Model selected for initial NER: https://huggingface.co/dslim/bert-base-NER

In [None]:
#Prepare NER pipeline
tokenizer_ner = AutoTokenizer.from_pretrained("dslim/bert-base-NER")
model_ner = AutoModelForTokenClassification.from_pretrained("dslim/bert-base-NER")

ner_pipeline = pipeline("ner", model=model_ner, tokenizer=tokenizer_ner)

The ABSA model requires to specify aspects towards which we want to measure the sentiment. Those needs to be provided as input along with the text that we want to analyze. For this purpose, we are leveraging keywords associated with each article and available in its metadata. We have seen, that those are often reasonable aspects, towards which the sentiment could be investigated and provide interesting insights for end user.
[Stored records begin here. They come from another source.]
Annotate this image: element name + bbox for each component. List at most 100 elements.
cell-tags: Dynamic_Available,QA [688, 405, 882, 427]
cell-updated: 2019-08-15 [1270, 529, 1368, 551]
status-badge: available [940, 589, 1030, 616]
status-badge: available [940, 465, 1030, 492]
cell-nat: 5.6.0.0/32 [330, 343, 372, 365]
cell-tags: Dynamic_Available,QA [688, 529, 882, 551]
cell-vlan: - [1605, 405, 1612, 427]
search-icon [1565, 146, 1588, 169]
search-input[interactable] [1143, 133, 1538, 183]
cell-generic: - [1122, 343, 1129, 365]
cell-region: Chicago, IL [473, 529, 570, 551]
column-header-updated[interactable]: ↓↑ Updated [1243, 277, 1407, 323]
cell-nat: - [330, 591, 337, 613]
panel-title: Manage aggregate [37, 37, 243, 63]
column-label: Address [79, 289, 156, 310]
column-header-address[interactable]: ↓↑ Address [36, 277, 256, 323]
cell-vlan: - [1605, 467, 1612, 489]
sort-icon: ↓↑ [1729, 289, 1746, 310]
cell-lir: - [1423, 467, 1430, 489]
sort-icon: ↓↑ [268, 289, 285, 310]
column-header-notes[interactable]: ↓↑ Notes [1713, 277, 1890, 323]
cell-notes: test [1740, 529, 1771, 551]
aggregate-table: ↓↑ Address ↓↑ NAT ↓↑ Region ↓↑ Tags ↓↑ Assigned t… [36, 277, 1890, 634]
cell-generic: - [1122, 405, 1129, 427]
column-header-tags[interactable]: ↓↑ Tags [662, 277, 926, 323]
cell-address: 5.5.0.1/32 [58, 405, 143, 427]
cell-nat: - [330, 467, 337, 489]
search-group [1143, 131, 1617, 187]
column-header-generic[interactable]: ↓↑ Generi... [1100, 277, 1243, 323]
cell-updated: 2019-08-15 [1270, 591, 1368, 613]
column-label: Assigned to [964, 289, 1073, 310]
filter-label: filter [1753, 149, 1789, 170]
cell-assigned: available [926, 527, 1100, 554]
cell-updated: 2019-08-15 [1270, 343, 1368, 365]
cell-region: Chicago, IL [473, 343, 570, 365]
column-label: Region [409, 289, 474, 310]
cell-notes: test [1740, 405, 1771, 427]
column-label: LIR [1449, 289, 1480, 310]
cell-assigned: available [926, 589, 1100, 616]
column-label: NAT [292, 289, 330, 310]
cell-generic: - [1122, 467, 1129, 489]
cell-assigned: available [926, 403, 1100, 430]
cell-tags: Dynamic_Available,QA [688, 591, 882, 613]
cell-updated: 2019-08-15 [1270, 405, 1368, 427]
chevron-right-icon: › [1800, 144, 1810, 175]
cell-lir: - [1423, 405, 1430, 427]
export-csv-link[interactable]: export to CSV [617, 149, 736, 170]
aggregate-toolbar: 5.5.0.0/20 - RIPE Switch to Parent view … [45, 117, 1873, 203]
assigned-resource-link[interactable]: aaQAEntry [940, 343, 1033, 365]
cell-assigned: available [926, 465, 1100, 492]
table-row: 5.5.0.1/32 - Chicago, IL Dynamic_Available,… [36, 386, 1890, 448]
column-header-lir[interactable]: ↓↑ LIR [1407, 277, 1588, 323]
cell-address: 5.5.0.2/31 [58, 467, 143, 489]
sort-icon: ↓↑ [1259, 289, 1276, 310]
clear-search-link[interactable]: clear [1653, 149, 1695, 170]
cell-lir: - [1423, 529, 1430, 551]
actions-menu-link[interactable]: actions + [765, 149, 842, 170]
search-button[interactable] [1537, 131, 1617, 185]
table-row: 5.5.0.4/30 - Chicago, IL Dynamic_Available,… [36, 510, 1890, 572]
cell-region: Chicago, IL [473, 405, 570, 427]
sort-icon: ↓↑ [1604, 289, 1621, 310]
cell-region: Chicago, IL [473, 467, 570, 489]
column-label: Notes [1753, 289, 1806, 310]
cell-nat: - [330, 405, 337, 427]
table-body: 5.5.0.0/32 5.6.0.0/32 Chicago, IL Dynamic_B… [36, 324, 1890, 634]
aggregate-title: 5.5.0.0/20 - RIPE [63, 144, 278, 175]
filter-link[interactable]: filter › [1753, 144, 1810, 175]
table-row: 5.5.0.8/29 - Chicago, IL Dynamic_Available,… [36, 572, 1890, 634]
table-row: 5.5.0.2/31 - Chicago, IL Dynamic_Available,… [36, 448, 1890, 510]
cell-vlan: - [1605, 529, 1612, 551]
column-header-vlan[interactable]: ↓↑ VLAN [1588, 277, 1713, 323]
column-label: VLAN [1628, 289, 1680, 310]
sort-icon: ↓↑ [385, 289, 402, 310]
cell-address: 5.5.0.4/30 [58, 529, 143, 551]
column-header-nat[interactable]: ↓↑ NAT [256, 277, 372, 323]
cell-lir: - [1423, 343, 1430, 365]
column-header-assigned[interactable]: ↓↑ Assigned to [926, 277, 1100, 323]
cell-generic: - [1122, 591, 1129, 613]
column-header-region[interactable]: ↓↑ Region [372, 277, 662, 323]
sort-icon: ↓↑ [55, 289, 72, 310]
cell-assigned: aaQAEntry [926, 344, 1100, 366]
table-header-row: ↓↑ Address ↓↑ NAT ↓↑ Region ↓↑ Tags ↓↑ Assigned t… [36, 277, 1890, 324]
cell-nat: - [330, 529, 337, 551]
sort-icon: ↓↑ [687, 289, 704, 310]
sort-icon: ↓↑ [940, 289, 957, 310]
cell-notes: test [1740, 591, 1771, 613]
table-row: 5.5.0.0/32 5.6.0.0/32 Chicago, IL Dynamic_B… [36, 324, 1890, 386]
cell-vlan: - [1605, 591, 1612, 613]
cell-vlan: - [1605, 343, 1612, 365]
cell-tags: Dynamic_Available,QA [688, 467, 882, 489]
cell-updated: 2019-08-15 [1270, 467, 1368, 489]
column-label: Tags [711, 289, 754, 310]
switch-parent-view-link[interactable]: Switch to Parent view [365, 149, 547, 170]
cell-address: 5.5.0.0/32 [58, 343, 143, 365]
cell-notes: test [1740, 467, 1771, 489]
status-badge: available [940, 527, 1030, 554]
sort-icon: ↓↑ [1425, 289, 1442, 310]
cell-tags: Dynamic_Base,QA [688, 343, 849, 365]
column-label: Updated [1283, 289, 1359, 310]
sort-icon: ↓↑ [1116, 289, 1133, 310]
However, we also noticed, that they might not cover fully issues mentioned in the article that employees from SLA might be interested in as well. To bring extra value to the project and potentially enrich final results, we decided extended our project by leveraging NER to extract additional aspects from texts towards which the polarity will also be scored.

In [None]:
for i, row in df_en_raw.iterrows():
    keywords = [keyword.lower() for keyword in row.keywords]
    keywords_aspect_sentiment_dict = dict()
    for aspect in keywords:
        keywords_aspect_sentiment_dict[aspect] = classifier(row.whole_text, text_pair=aspect)

    df_en_raw.loc[i, 'keywords_sentiment'] = [keywords_aspect_sentiment_dict]

    ner_results = ner_pipeline(row.whole_text)
    ner_list = [result['word'] for result in ner_results]
    ner_aspect_sentiment_dict = dict()
    for aspect in ner_list:
        ner_aspect_sentiment_dict[aspect] = classifier(row.whole_text, text_pair=aspect)

    df_en_raw.loc[i, 'ner_sentiment'] = [ner_aspect_sentiment_dict]  #aspect_sentiment_dict


In [None]:
df_en_raw

In [None]:
df_en_raw.to_csv('example_results2.csv')

Results checked manually on few examples in the context of aspect based sentiment analysis seem reasonable. (as in case of document analysis, we are noc eligible to provide samples of articles, on which we evaluated). However, the preliminary results showed that we have some errors when it comes NER task, which we added. There are some entities extracted, which seem to be erroneous and not even a part of the article's text e.g. ##lo, Go, ##e, V. Which are not valid entities. We will pay attention to that and try to improve. (But still, there are entities recognized correctly, like NATO, Slovenia etc.)